Bankwest has identified that cyber criminals are actively targeting the community’s most vulnerable members at a rate more than double that of any other age groups, with overall scam cases also on the rise.
A Bankwest analysis of scams and fraud trends found customers aged 60 years and older made up nearly half (45 per cent) of all cases since January, with the next highest age bracket, 50-59, at 21 per cent.
The most common threat type for the 60+ age group was remote access and IT scams, which usually involve criminals posing as tech support and contacting victims under the guise of being able to fix computer issues.
The figures have been released as part of WA Seniors Week, helping to highlight the scourge of crimes targeting the most vulnerable, and the need for ongoing awareness, education, and protection for customers.
Online scams experienced a sharp increase of 40 per cent (Jul-Sep) compared to the previous quarter (Apr-Jun), with a surge in remote access threats, as more people work from home and shop online.
The spike was largely due to a scam that surged in September, with criminals offering victims a mobile phone for completing a survey, then obtaining and exploiting their bank details under the guise of a postage charge.

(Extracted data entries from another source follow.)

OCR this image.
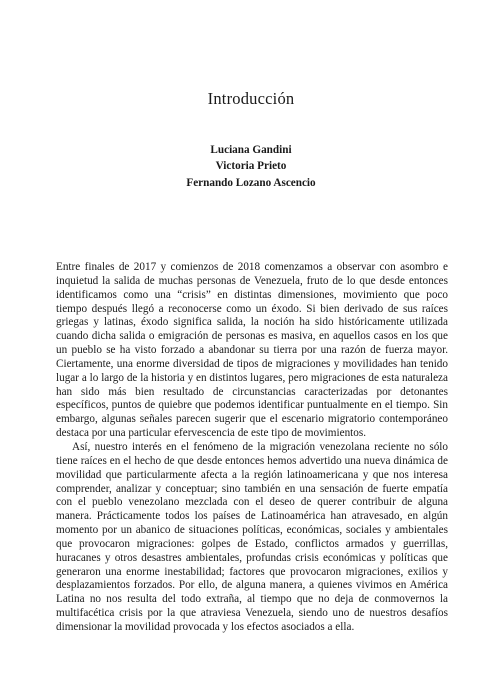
Introducción
Luciana Gandini
Victoria Prieto
Fernando Lozano Ascencio

Entre finales de 2017 y comienzos de 2018 comenzamos a observar con asombro e inquietud la salida de muchas personas de Venezuela, fruto de lo que desde entonces identificamos como una “crisis” en distintas dimensiones, movimiento que poco tiempo después llegó a reconocerse como un éxodo. Si bien derivado de sus raíces griegas y latinas, éxodo significa salida, la noción ha sido históricamente utilizada cuando dicha salida o emigración de personas es masiva, en aquellos casos en los que un pueblo se ha visto forzado a abandonar su tierra por una razón de fuerza mayor. Ciertamente, una enorme diversidad de tipos de migraciones y movilidades han tenido lugar a lo largo de la historia y en distintos lugares, pero migraciones de esta naturaleza han sido más bien resultado de circunstancias caracterizadas por detonantes específicos, puntos de quiebre que podemos identificar puntualmente en el tiempo. Sin embargo, algunas señales parecen sugerir que el escenario migratorio contemporáneo destaca por una particular efervescencia de este tipo de movimientos.

Así, nuestro interés en el fenómeno de la migración venezolana reciente no sólo tiene raíces en el hecho de que desde entonces hemos advertido una nueva dinámica de movilidad que particularmente afecta a la región latinoamericana y que nos interesa comprender, analizar y conceptuar; sino también en una sensación de fuerte empatía con el pueblo venezolano mezclada con el deseo de querer contribuir de alguna manera. Prácticamente todos los países de Latinoamérica han atravesado, en algún momento por un abanico de situaciones políticas, económicas, sociales y ambientales que provocaron migraciones: golpes de Estado, conflictos armados y guerrillas, huracanes y otros desastres ambientales, profundas crisis económicas y políticas que generaron una enorme inestabilidad; factores que provocaron migraciones, exilios y desplazamientos forzados. Por ello, de alguna manera, a quienes vivimos en América Latina no nos resulta del todo extraña, al tiempo que no deja de conmovernos la multifacética crisis por la que atraviesa Venezuela, siendo uno de nuestros desafíos dimensionar la movilidad provocada y los efectos asociados a ella.
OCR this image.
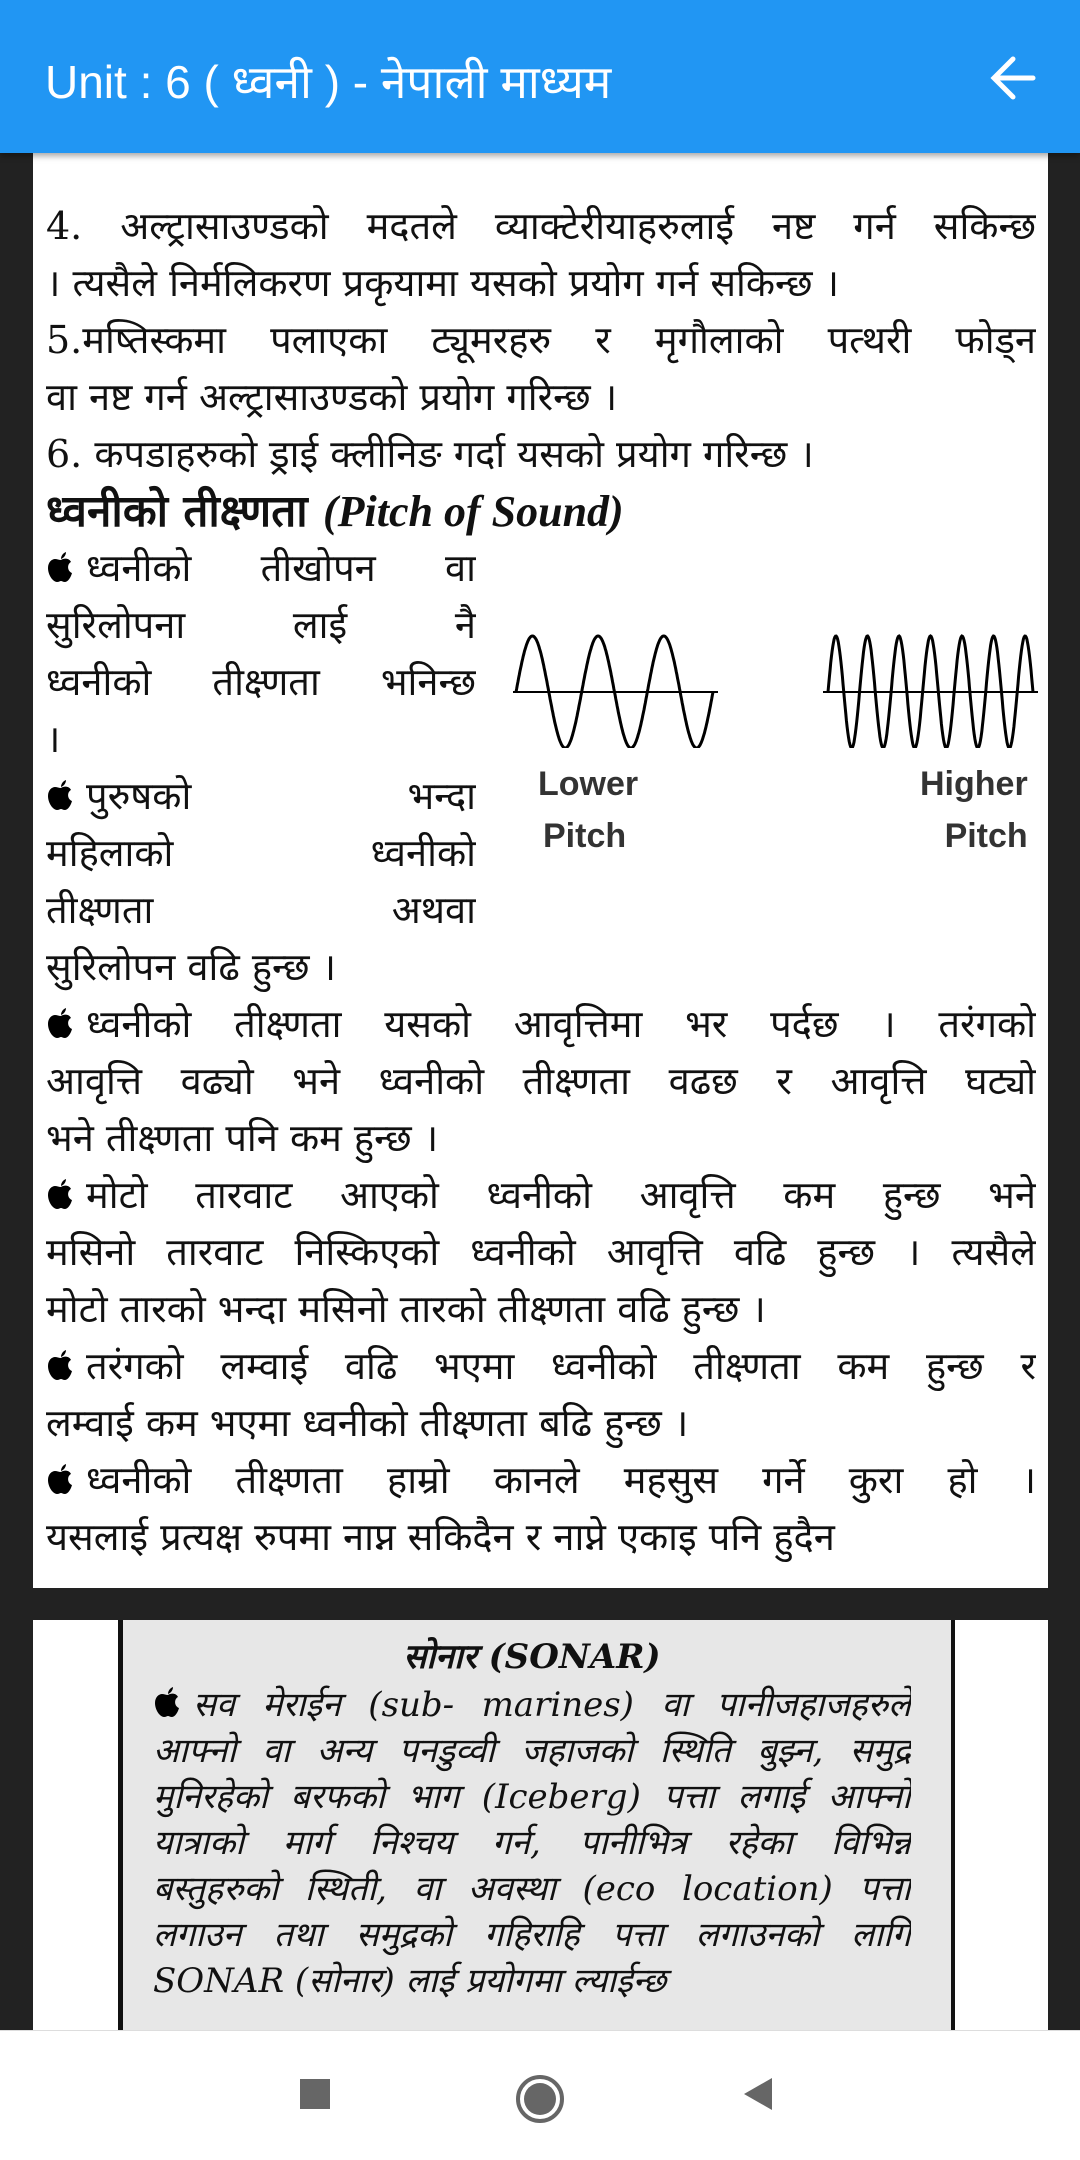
Unit : 6 ( ध्वनी ) - नेपाली माध्यम
4. अल्ट्रासाउण्डको मदतले व्याक्टेरीयाहरुलाई नष्ट गर्न सकिन्छ
। त्यसैले निर्मलिकरण प्रकृयामा यसको प्रयोग गर्न सकिन्छ ।
5.मष्तिस्कमा पलाएका ट्यूमरहरु र मृगौलाको पत्थरी फोड्न
वा नष्ट गर्न अल्ट्रासाउण्डको प्रयोग गरिन्छ ।
6. कपडाहरुको ड्राई क्लीनिङ गर्दा यसको प्रयोग गरिन्छ ।
ध्वनीको तीक्ष्णता (Pitch of Sound)
ध्वनीको तीखोपन वा
सुरिलोपना लाई नै
ध्वनीको तीक्ष्णता भनिन्छ
।
पुरुषको भन्दा
महिलाको ध्वनीको
तीक्ष्णता अथवा
सुरिलोपन वढि हुन्छ ।
ध्वनीको तीक्ष्णता यसको आवृत्तिमा भर पर्दछ । तरंगको
आवृत्ति वढ्यो भने ध्वनीको तीक्ष्णता वढछ र आवृत्ति घट्यो
भने तीक्ष्णता पनि कम हुन्छ ।
मोटो तारवाट आएको ध्वनीको आवृत्ति कम हुन्छ भने
मसिनो तारवाट निस्किएको ध्वनीको आवृत्ति वढि हुन्छ । त्यसैले
मोटो तारको भन्दा मसिनो तारको तीक्ष्णता वढि हुन्छ ।
तरंगको लम्वाई वढि भएमा ध्वनीको तीक्ष्णता कम हुन्छ र
लम्वाई कम भएमा ध्वनीको तीक्ष्णता बढि हुन्छ ।
ध्वनीको तीक्ष्णता हाम्रो कानले महसुस गर्ने कुरा हो ।
यसलाई प्रत्यक्ष रुपमा नाप्न सकिदैन र नाप्ने एकाइ पनि हुदैन
Lower
Pitch
Higher
Pitch
सोनार (SONAR)
सव मेराईन (sub- marines) वा पानीजहाजहरुले
आफ्नो वा अन्य पनडुव्वी जहाजको स्थिति बुझ्न, समुद्र
मुनिरहेको बरफको भाग (Iceberg) पत्ता लगाई आफ्नो
यात्राको मार्ग निश्चय गर्न, पानीभित्र रहेका विभिन्न
बस्तुहरुको स्थिती, वा अवस्था (eco location) पत्ता
लगाउन तथा समुद्रको गहिराहि पत्ता लगाउनको लागि
SONAR (सोनार) लाई प्रयोगमा ल्याईन्छ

Bankwest’s scams and fraud team recorded 2,450 cases in the first 10 months of 2020, with a potential exposure of more than $14 million, and recovered $9.9 million in customer funds.
The most common threat facing all customers this year was investment scams, with 701 cases worth $2,609,688, as criminals continued to seize on the financial uncertainty of COVID-19.
Scamwatch provides a wealth of support material, while Bankwest’s Safe and Savvy Guide helps educate and inform customers, particularly those in the highly-targeted age groups, of the dangers of scams and fraud.
Quotes attributed to Bankwest General Manager of Personal and Third-Party Banking Donna Dalby:
“Our top priority is the wellbeing of customers and the community, and we all have a responsibility to protect and educate our loved ones, especially those more at-risk, which is why education on scams is so important.
“There is a reason we’re seeing these surges now, and criminals are capitalising on West Australians’ love of online shopping, more people online as they work from home, and the financial uncertainty of COVID-19.
“Bankwest will do everything it can to recover customer funds, but it’s not always possible, which is why it’s so important for people to be aware of the risks out there and protect themselves.”
Quotes attributed to Justine Martyr, Acting CEO of Advocare:
“It is vital for older people to be able to access clear information about how to protect themselves from financial abuse in any form, and it’s pleasing to see Bankwest’s Safe and Savy program is continuing to support older people in this regard.
“Financial abuse is the most common form of elder abuse that is carried out by someone in a relationship where there is an expectation of trust, such as a family member or friend.
“If you, or someone you know, experiences, suspects or witnesses elder abuse of any kind, call the WA Elder Abuse Helpline on 1300 724 679. All calls are free and confidential and answered by experienced advocates.”